Project Name: CUDA Computing
This project is an appraisal of a computing environment based on Nvidia ARM and Intel for COTS and research applications. We will benchmark COTS (commercial off the shelf) applications including a few that have been optimized and certified for Nvidia Maximus (Quadro and Tesla CUDA). We will benchmark scientific and research applications on ARM, Quadro, and CUDA and attempt to fine tune the conversion of applications from running under x86 to ARM computing environment.
Furthermore, Semi-global matching (SGM) is one of the best ways for doing stereo matching in computer vision currently. We would like to have our own experience of applying CUDA to speed up SGM, and the comparison could also be drawn with belief propagation stereo on CUDA.
First of all, we need to know what is a CUDA Computing?

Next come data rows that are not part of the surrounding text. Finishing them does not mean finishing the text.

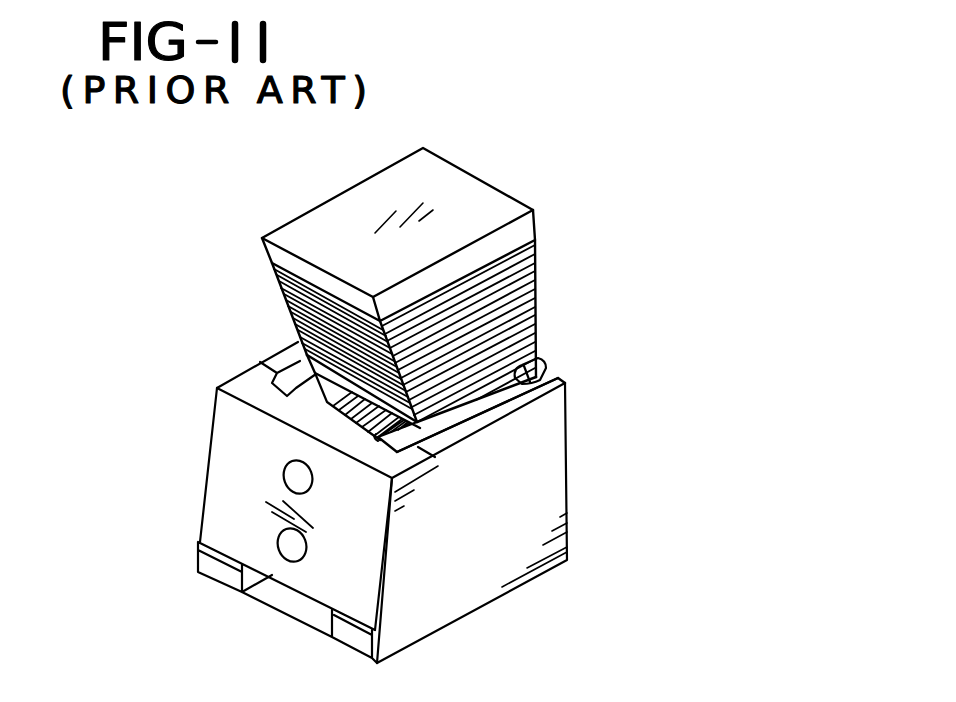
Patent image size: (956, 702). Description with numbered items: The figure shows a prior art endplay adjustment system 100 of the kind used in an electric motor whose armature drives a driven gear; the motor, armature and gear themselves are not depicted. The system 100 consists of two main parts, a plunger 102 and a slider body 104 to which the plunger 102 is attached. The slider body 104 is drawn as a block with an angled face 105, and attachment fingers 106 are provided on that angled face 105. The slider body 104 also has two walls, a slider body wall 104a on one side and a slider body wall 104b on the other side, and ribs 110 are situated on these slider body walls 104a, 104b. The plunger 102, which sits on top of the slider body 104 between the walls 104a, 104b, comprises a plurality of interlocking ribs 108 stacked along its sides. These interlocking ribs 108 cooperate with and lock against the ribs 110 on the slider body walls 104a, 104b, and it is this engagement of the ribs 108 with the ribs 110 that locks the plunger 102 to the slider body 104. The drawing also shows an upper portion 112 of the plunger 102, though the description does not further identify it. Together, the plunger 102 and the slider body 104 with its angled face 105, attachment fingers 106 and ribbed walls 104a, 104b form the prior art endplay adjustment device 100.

The endplay adjustment system 100 is at (213, 271).
The plunger 102 is at (518, 200).
The slider body 104 is at (548, 502).
The slider body wall 104a is at (278, 352).
The slider body wall 104b is at (492, 407).
The angled face 105 is at (230, 476).
The attachment fingers 106 is at (546, 362).
The interlocking ribs 108 is at (520, 289).
The ribs 110 is at (317, 393).
The top plate of heat sink 112 is at (457, 170).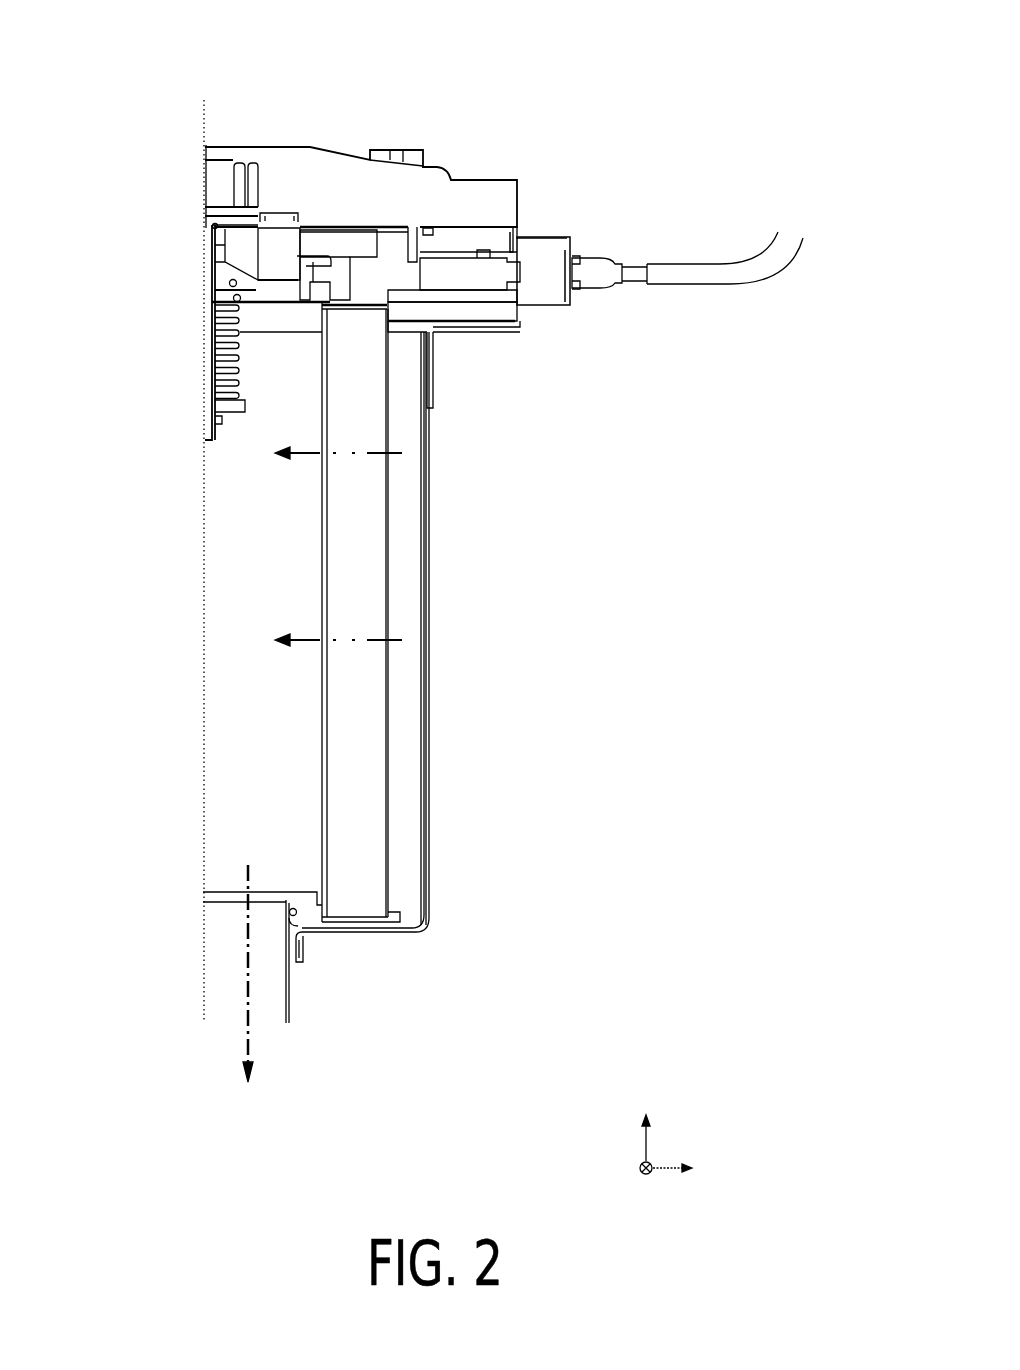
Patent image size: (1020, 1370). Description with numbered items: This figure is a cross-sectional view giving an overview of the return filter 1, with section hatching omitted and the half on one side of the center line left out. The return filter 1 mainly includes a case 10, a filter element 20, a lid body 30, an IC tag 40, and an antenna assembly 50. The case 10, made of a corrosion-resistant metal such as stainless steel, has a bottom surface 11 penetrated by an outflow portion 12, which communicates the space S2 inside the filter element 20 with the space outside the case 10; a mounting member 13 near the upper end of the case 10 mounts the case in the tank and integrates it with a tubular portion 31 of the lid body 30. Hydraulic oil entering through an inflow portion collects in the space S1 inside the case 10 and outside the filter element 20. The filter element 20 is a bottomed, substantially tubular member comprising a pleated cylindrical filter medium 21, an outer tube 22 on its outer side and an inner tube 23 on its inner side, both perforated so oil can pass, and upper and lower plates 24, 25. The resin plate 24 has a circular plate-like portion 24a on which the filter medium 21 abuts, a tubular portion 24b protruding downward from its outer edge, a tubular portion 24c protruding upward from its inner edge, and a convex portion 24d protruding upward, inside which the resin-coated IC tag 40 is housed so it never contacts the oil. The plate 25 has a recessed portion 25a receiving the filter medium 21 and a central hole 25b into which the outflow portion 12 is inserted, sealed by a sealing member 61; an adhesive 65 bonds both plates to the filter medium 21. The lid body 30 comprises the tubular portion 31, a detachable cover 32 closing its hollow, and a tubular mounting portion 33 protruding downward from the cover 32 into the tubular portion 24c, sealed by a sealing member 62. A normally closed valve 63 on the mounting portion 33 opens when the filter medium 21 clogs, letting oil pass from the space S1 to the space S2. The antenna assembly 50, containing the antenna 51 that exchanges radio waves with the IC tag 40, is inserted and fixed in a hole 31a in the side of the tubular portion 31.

The return filter 1 is at (600, 44).
The case 10 is at (423, 933).
The bottom surface 11 is at (363, 930).
The outflow portion 12 is at (300, 963).
The mounting member 13 is at (388, 302).
The filter element 20 is at (623, 533).
The filter medium 21 is at (373, 575).
The outer tube 22 is at (423, 640).
The inner tube 23 is at (320, 680).
The plate 24 is at (597, 477).
The plate-like portion 24a is at (340, 308).
The tubular portion 24b is at (433, 338).
The tubular portion 24c is at (328, 308).
The convex portion 24d is at (372, 308).
The plate 25 is at (325, 908).
The recessed portion 25a is at (330, 897).
The hole 25b is at (268, 925).
The lid body 30 is at (429, 74).
The tubular portion 31 is at (447, 232).
The hole 31a is at (510, 252).
The cover 32 is at (347, 195).
The mounting portion 33 is at (278, 206).
The IC tag 40 is at (482, 323).
The antenna assembly 50 is at (553, 252).
The antenna 51 is at (520, 300).
The sealing member 61 is at (287, 912).
The sealing member 62 is at (297, 269).
The valve 63 is at (213, 279).
The adhesive 65 is at (420, 243).
The space S1 is at (407, 753).
The space S2 is at (285, 558).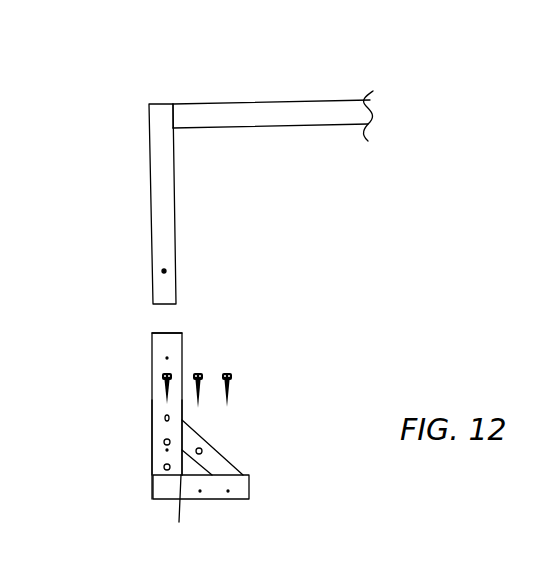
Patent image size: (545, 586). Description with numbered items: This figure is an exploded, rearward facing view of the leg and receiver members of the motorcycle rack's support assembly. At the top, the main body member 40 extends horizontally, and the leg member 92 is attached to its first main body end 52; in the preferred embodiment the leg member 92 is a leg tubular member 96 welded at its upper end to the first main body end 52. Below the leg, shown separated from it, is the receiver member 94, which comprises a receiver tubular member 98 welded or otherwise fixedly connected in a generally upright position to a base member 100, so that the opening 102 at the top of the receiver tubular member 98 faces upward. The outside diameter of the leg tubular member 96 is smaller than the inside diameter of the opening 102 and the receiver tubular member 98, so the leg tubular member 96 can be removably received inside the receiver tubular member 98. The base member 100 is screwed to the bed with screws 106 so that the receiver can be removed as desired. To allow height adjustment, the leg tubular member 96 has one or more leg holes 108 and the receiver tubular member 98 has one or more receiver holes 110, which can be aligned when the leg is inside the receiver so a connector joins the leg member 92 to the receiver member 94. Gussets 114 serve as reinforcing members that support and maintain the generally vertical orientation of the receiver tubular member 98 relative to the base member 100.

The main body member 40 is at (278, 107).
The first main body end 52 is at (183, 102).
The leg member 92 is at (150, 228).
The leg tubular member 96 is at (162, 192).
The leg holes 108 is at (157, 275).
The opening 102 is at (165, 333).
The receiver tubular member 98 is at (155, 362).
The receiver member 94 is at (150, 412).
The screws 106 is at (233, 375).
The receiver holes 110 is at (167, 442).
The gussets 114 is at (210, 458).
The base member 100 is at (250, 478).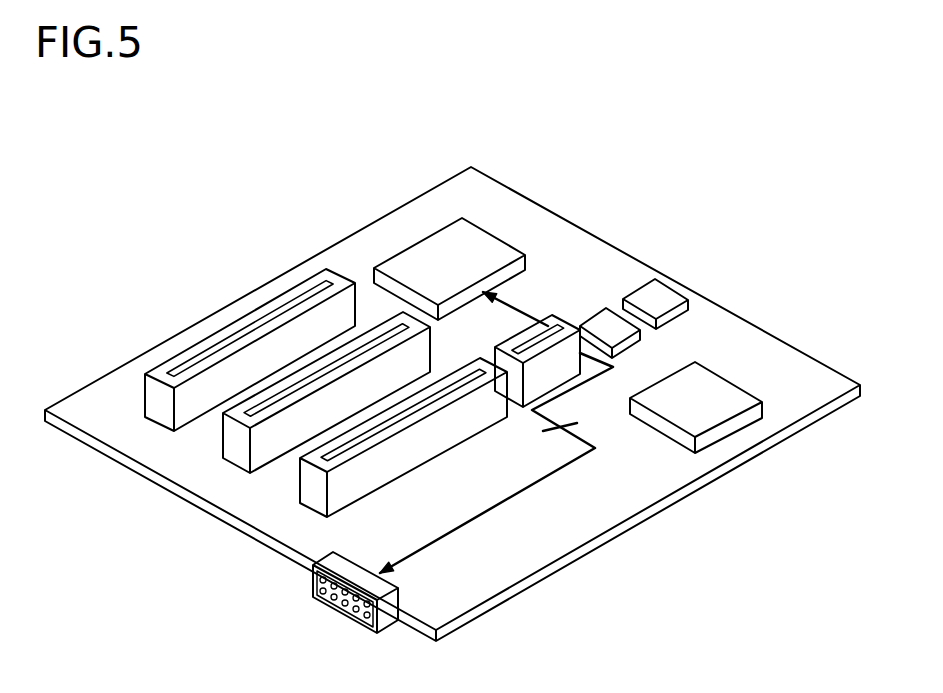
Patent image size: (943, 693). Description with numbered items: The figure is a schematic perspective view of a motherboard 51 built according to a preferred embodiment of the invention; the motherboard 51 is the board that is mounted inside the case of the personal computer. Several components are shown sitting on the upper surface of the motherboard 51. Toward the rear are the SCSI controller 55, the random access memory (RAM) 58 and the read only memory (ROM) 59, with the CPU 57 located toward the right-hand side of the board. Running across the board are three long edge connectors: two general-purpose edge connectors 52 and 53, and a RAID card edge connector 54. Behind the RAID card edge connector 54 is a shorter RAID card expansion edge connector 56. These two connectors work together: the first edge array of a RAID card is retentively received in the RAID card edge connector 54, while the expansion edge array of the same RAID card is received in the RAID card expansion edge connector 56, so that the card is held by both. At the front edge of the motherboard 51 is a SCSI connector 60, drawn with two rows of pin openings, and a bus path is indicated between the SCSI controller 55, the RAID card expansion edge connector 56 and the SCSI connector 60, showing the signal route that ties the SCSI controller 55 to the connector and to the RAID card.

The motherboard 51 is at (340, 247).
The edge connector 52 is at (145, 414).
The edge connector 53 is at (225, 460).
The RAID card edge connector 54 is at (300, 502).
The SCSI controller 55 is at (487, 246).
The RAID card expansion edge connector 56 is at (552, 314).
The CPU 57 is at (732, 380).
The random access memory (RAM) 58 is at (607, 306).
The read only memory (ROM) 59 is at (653, 279).
The SCSI connector 60 is at (313, 598).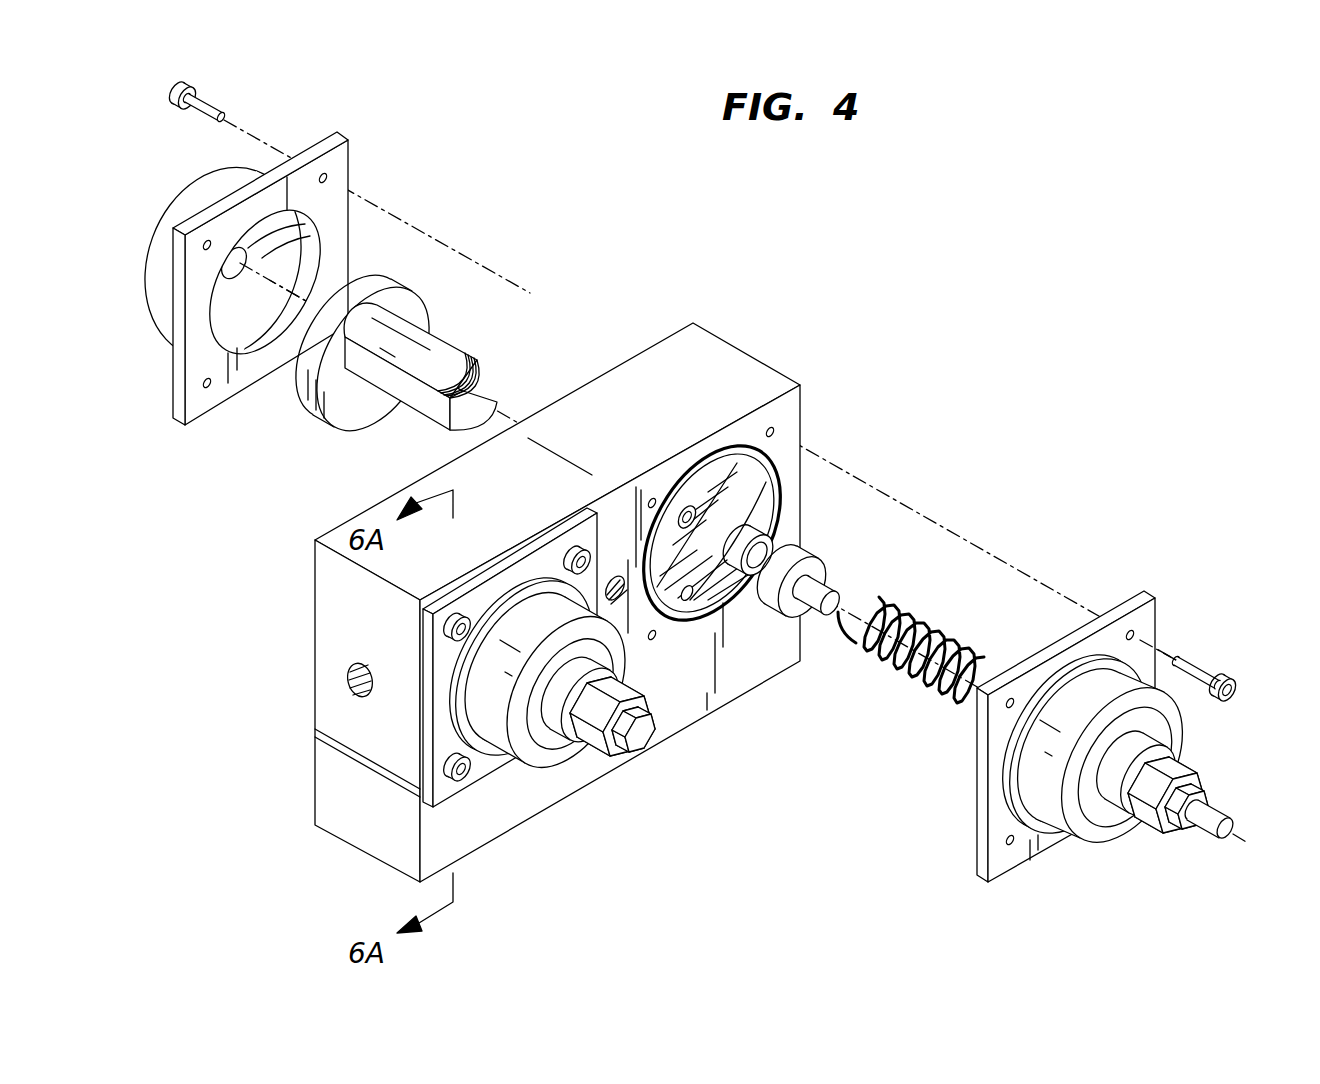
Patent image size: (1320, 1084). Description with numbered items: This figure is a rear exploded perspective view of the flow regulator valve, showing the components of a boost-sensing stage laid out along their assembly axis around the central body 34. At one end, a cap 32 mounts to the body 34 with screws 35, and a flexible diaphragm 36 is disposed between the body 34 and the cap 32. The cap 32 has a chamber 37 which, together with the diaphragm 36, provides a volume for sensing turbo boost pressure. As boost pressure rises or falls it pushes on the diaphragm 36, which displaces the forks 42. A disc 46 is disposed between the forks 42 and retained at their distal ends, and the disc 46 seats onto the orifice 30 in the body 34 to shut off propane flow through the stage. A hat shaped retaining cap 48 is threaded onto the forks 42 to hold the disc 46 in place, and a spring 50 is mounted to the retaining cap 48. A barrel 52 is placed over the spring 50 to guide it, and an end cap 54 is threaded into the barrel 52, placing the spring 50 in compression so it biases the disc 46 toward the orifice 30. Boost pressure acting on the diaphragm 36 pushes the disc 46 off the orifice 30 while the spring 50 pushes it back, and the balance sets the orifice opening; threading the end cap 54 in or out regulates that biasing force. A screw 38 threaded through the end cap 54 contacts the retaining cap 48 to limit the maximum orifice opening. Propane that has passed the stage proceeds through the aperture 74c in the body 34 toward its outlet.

The orifice 30 is at (745, 482).
The cap 32 is at (205, 190).
The body 34 is at (590, 594).
The screws 35 is at (218, 97).
The flexible diaphragm 36 is at (405, 273).
The chamber 37 is at (305, 249).
The screw 38 is at (1200, 836).
The forks 42 is at (440, 338).
The disc 46 is at (765, 545).
The hat shaped retaining cap 48 is at (815, 552).
The spring 50 is at (928, 633).
The barrel 52 is at (1077, 842).
The end cap 54 is at (1160, 853).
The aperture 74c is at (687, 602).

Compute Unified Device Architecture(CUDA) is a parallel computing platform and programming model invented by NVIDIA. It enables dramatic increases in computing performance by harnessing the power of the graphics processing unit (GPU).

The diagram shows how an application that normally runs in the CPU of a PC is ported over to the GPU.
At the center of this parallel computing model is CUDA (Compute United Device Architecture) which is NVIDIA’s parallel computing hardware and programming model. CUDA provides developer tools that have made parallel programming easy and accessible.